Organic solar cells are nearing 20 % power conversion efficiency [5] and work fundamentally differently, since the charge generation needs to overcome the substantial binding energy of the primary, optically-generated exciton. Our current interest in organic PV is due to indoor applications for the internet-of-things where organic materials easily surpass 20 % power conversion efficiency.
However, it is currently accepted knowledge that both types of devices are limited by open-circuit voltage (VOC), whereas short circuit density and fill factor are close to the theoretical limits. Thus, we are interested in pushing the limit of (VOC) since there is more potential to increase performance of current PV devices. Because the maximum (VOC) with a given band gap of the material [6] (or charge transfer state in organics [7]) is inherently linked to radiative recombination in solar cells [8], electroluminescence (EL) is a viable method [3, 4, 9] to investigate potential improvements.

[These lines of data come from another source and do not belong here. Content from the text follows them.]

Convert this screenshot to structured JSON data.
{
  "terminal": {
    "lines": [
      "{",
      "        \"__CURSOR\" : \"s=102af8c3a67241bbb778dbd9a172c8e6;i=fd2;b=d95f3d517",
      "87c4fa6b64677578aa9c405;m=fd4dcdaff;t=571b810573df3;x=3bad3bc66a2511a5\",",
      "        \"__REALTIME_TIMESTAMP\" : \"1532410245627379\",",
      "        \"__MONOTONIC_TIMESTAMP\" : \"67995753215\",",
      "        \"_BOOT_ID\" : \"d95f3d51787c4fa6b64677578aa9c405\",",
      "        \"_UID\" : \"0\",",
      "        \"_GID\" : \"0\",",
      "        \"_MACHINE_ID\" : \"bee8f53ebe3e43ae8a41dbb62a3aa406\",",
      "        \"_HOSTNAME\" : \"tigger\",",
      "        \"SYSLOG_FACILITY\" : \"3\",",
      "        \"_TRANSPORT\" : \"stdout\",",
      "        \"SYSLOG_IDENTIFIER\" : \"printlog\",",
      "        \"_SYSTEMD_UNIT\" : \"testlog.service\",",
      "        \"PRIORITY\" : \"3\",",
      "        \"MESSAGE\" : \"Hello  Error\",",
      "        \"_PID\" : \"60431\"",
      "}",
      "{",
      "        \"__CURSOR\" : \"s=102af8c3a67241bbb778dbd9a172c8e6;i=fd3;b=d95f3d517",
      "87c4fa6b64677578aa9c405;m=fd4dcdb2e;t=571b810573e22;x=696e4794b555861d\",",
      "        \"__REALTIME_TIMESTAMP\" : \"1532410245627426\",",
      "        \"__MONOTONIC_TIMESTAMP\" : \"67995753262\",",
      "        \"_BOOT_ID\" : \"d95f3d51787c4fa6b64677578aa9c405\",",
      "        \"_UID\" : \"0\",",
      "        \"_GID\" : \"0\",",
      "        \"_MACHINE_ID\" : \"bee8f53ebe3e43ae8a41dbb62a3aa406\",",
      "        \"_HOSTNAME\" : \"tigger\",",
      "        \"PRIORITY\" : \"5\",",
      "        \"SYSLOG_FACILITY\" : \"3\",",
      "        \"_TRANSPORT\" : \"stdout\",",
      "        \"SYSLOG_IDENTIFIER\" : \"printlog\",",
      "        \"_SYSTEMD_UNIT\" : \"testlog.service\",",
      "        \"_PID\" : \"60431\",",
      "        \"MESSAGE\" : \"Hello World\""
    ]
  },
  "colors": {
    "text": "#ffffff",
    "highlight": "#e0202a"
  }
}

The challenge is, however, to detect a low number of photons in the near IR. The devices are driven at voltages close to the thermodynamic limit (i.e. band gap or VOC) and low currents. This causes, in some cases, low quantum yields in recombination being on the order of 10-5 to 10-3 as opposed to the best devices [3, 4].
In order to measure EL reliably, we use a fibre coupled Kymera 328i-B2-SIL spectrograph equipped with two 150 l/mm gratings blazed at 800 nm and 1450 nm. Attached on one exit port is an iDus InGaAs photo-diode array DU491A-1.7. The fibre is brought into contact with the transparent glass of the PV device which is driven by a Keithley SMU at a voltage as low as possible or in some cases at a short circuit current density corresponding to AM1.5 solar illumination (100 mWcm2). Data acquisition is done using the Andor Solis software.
First, we take a closer look to the PVSK device. In Fig. 1 a typical device layout of a pin junction is depicted.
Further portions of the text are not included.